さらに、すりごまの風味を格段に跳ね上げる裏技として知っておきたいのが「追い乾煎り」です。市販のいりごまでも、使う直前に油を引かないフライパンで弱火で1〜2分軽く揺すりながら温めると、内部の油分が活性化します。パチッと1〜2粒弾けたタイミングで火を止め、熱が冷めないうちに潰すことで、すり鉢なし裏技であっても料亭のような芳醇な香りを再現できます。
【すりごま簡単作り方】状況別おすすめ代用テクニック比較
ここまで紹介した様々な代用手法を、使うごまの量や重視したいポイントに応じて使い分けられるよう整理しました。今作りたい料理の状況に合わせて最適な方法を選択してください。
すりごま簡単作り方の選び方基準:
- 少量(小さじ1〜大さじ1):「ラップ+ビンの底」または「深皿+スプーン」。
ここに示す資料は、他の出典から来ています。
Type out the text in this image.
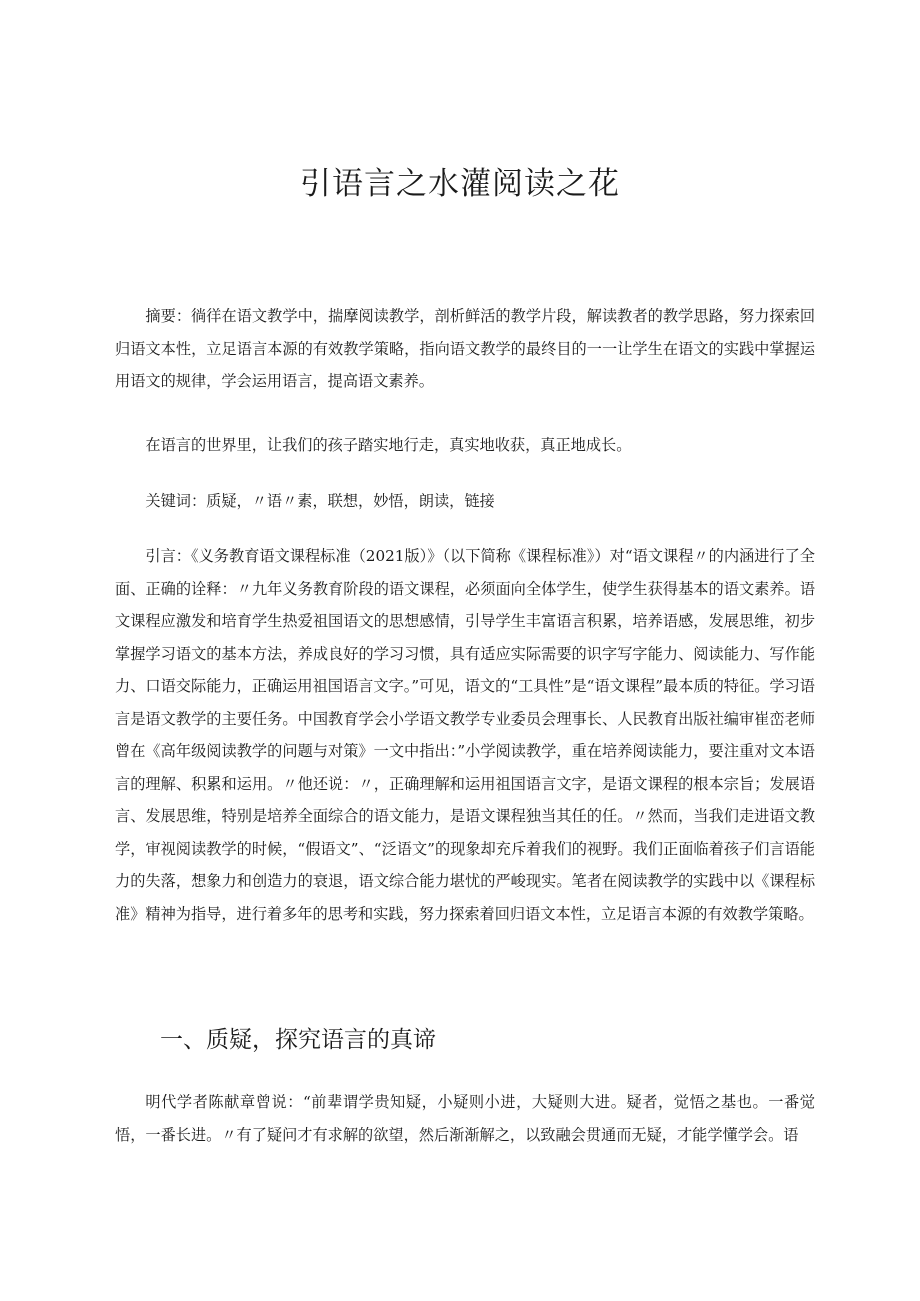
引语言之水灌阅读之花

摘要：徜徉在语文教学中，揣摩阅读教学，剖析鲜活的教学片段，解读教者的教学思路，努力探索回归语文本性，立足语言本源的有效教学策略，指向语文教学的最终目的一一让学生在语文的实践中掌握运用语文的规律，学会运用语言，提高语文素养。

在语言的世界里，让我们的孩子踏实地行走，真实地收获，真正地成长。

关键词：质疑，〃语〃素，联想，妙悟，朗读，链接

引言：《义务教育语文课程标准（2021版）》（以下简称《课程标准》）对“语文课程〃的内涵进行了全面、正确的诠释：〃九年义务教育阶段的语文课程，必须面向全体学生，使学生获得基本的语文素养。语文课程应激发和培育学生热爱祖国语文的思想感情，引导学生丰富语言积累，培养语感，发展思维，初步掌握学习语文的基本方法，养成良好的学习习惯，具有适应实际需要的识字写字能力、阅读能力、写作能力、口语交际能力，正确运用祖国语言文字。”可见，语文的“工具性”是“语文课程”最本质的特征。学习语言是语文教学的主要任务。中国教育学会小学语文教学专业委员会理事长、人民教育出版社编审崔峦老师曾在《高年级阅读教学的问题与对策》一文中指出：”小学阅读教学，重在培养阅读能力，要注重对文本语言的理解、积累和运用。〃他还说：〃，正确理解和运用祖国语言文字，是语文课程的根本宗旨；发展语言、发展思维，特别是培养全面综合的语文能力，是语文课程独当其任的任。〃然而，当我们走进语文教学，审视阅读教学的时候，“假语文”、“泛语文”的现象却充斥着我们的视野。我们正面临着孩子们言语能力的失落，想象力和创造力的衰退，语文综合能力堪忧的严峻现实。笔者在阅读教学的实践中以《课程标准》精神为指导，进行着多年的思考和实践，努力探索着回归语文本性，立足语言本源的有效教学策略。

一、质疑，探究语言的真谛

明代学者陈献章曾说：“前辈谓学贵知疑，小疑则小进，大疑则大进。疑者，觉悟之基也。一番觉悟，一番长进。〃有了疑问才有求解的欲望，然后渐渐解之，以致融会贯通而无疑，才能学懂学会。语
最も手軽で洗い物が出ない。
- 中量(大さじ2〜大さじ4):「ジップロック+麺棒」。飛び散りゼロで好みの粗さに調整可能。
- 食感を残したい薬味用:「まな板+包丁」の切りごま。サラサラとした軽やかな風味。
- 大量(大さじ5以上・作り置き):「小型ミキサー」または「100均のごますり器」。短時間で均一に仕上がる。
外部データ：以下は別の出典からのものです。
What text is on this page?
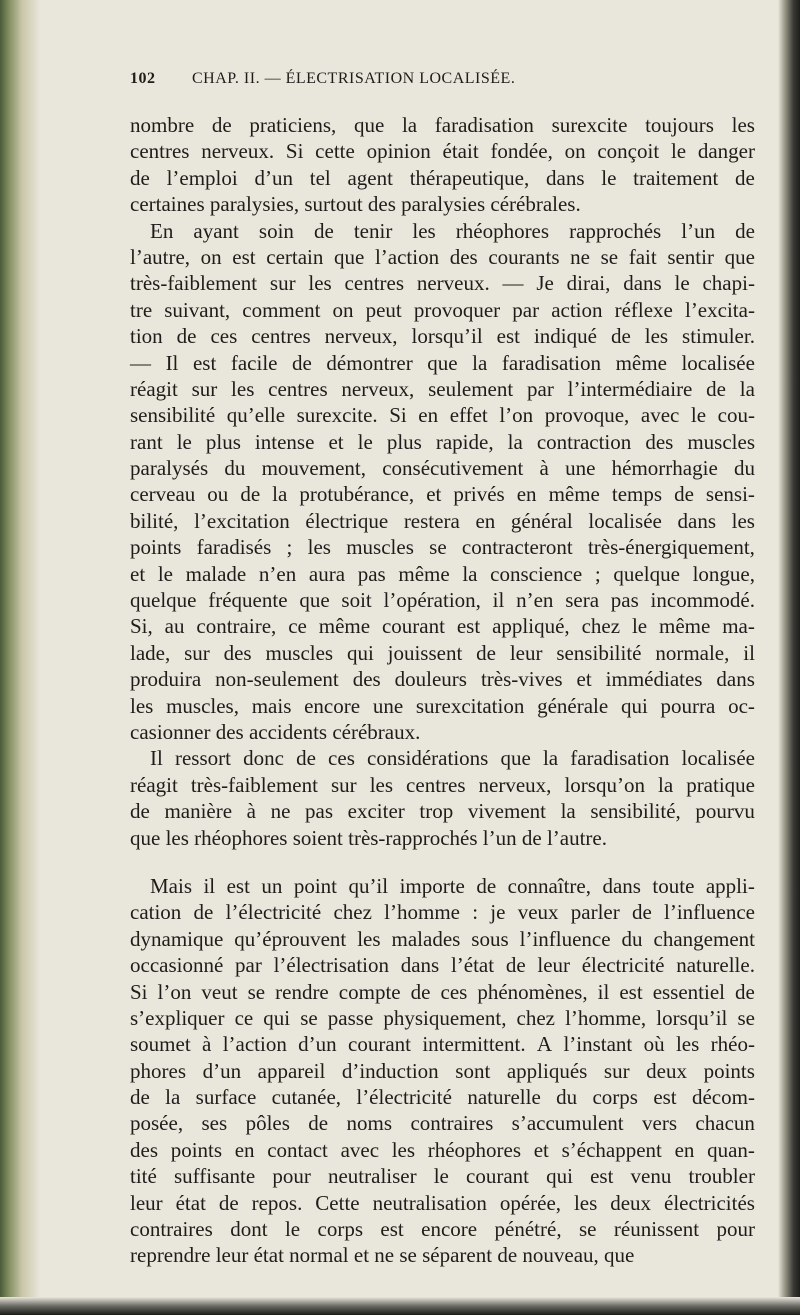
102 CHAP. II. — ÉLECTRISATION LOCALISÉE.
nombre de praticiens, que la faradisation surexcite toujours les
centres nerveux. Si cette opinion était fondée, on conçoit le danger
de l’emploi d’un tel agent thérapeutique, dans le traitement de
certaines paralysies, surtout des paralysies cérébrales.
En ayant soin de tenir les rhéophores rapprochés l’un de
l’autre, on est certain que l’action des courants ne se fait sentir que
très-faiblement sur les centres nerveux. — Je dirai, dans le chapi-
tre suivant, comment on peut provoquer par action réflexe l’excita-
tion de ces centres nerveux, lorsqu’il est indiqué de les stimuler.
— Il est facile de démontrer que la faradisation même localisée
réagit sur les centres nerveux, seulement par l’intermédiaire de la
sensibilité qu’elle surexcite. Si en effet l’on provoque, avec le cou-
rant le plus intense et le plus rapide, la contraction des muscles
paralysés du mouvement, consécutivement à une hémorrhagie du
cerveau ou de la protubérance, et privés en même temps de sensi-
bilité, l’excitation électrique restera en général localisée dans les
points faradisés ; les muscles se contracteront très-énergiquement,
et le malade n’en aura pas même la conscience ; quelque longue,
quelque fréquente que soit l’opération, il n’en sera pas incommodé.
Si, au contraire, ce même courant est appliqué, chez le même ma-
lade, sur des muscles qui jouissent de leur sensibilité normale, il
produira non-seulement des douleurs très-vives et immédiates dans
les muscles, mais encore une surexcitation générale qui pourra oc-
casionner des accidents cérébraux.
Il ressort donc de ces considérations que la faradisation localisée
réagit très-faiblement sur les centres nerveux, lorsqu’on la pratique
de manière à ne pas exciter trop vivement la sensibilité, pourvu
que les rhéophores soient très-rapprochés l’un de l’autre.
Mais il est un point qu’il importe de connaître, dans toute appli-
cation de l’électricité chez l’homme : je veux parler de l’influence
dynamique qu’éprouvent les malades sous l’influence du changement
occasionné par l’électrisation dans l’état de leur électricité naturelle.
Si l’on veut se rendre compte de ces phénomènes, il est essentiel de
s’expliquer ce qui se passe physiquement, chez l’homme, lorsqu’il se
soumet à l’action d’un courant intermittent. A l’instant où les rhéo-
phores d’un appareil d’induction sont appliqués sur deux points
de la surface cutanée, l’électricité naturelle du corps est décom-
posée, ses pôles de noms contraires s’accumulent vers chacun
des points en contact avec les rhéophores et s’échappent en quan-
tité suffisante pour neutraliser le courant qui est venu troubler
leur état de repos. Cette neutralisation opérée, les deux électricités
contraires dont le corps est encore pénétré, se réunissent pour
reprendre leur état normal et ne se séparent de nouveau, que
どの方法を選んでも共通するコツは、力を入れすぎずに徐々に圧力をかけることです。特に袋を使う際は、一度に大量のごまを詰め込みすぎず、平らに広げて薄い層を作ってから作業すると、ムラなく短時間で仕上がります。
【ごまをすり鉢なしでする方法】に関するよくある質問(FAQ)
Q1:すり鉢も麺棒もポリ袋もない場合、一番手軽な方法は?
A1:深めのお皿にラップを敷き、その上にごまを乗せてスプーンの背で押し潰す方法が最も手軽です。ラップで包むようにして潰せばお皿も汚れず、数十秒で小さじ1〜2杯程度のすりごまが作れます。
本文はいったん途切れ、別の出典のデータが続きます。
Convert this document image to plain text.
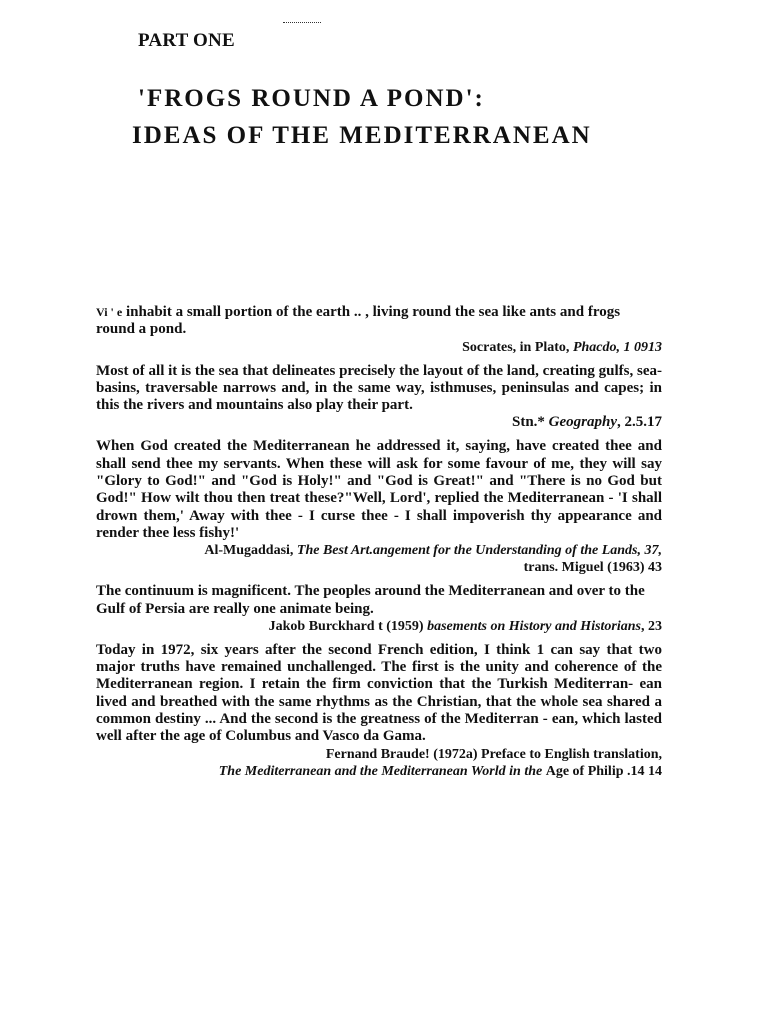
PART ONE
'FROGS ROUND A POND':
IDEAS OF THE MEDITERRANEAN

Vi ' e inhabit a small portion of the earth .. , living round the sea like ants and frogs round a pond.

Socrates, in Plato, Phacdo, 1 0913

Most of all it is the sea that delineates precisely the layout of the land, creating gulfs, sea-basins, traversable narrows and, in the same way, isthmuses, peninsulas and capes; in this the rivers and mountains also play their part.

Stn.* Geography, 2.5.17

When God created the Mediterranean he addressed it, saying, have created thee and shall send thee my servants. When these will ask for some favour of me, they will say "Glory to God!" and "God is Holy!" and "God is Great!" and "There is no God but God!" How wilt thou then treat these?"Well, Lord', replied the Mediterranean - 'I shall drown them,' Away with thee - I curse thee - I shall impoverish thy appearance and render thee less fishy!'

Al-Mugaddasi, The Best Art.angement for the Understanding of the Lands, 37,

trans. Miguel (1963) 43

The continuum is magnificent. The peoples around the Mediterranean and over to the Gulf of Persia are really one animate being.

Jakob Burckhard t (1959) basements on History and Historians, 23

Today in 1972, six years after the second French edition, I think 1 can say that two major truths have remained unchallenged. The first is the unity and coherence of the Mediterranean region. I retain the firm conviction that the Turkish Mediterran- ean lived and breathed with the same rhythms as the Christian, that the whole sea shared a common destiny ... And the second is the greatness of the Mediterran - ean, which lasted well after the age of Columbus and Vasco da Gama.

Fernand Braude! (1972a) Preface to English translation,

The Mediterranean and the Mediterranean World in the Age of Philip .14 14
Q2:ジップロックやポリ袋を使って潰すと袋が破れてしまいます。防ぐコツはありますか?
A2:下に丸めた布巾やランチョンマットを敷いて衝撃を和らげることと、麺棒を上から強く叩きつけるのではなく「体重を乗せて前後にゆっくり転がす」ように圧力をかけるのがポイントです。薄手のポリ袋なら2重にして使うと破れにくくなります。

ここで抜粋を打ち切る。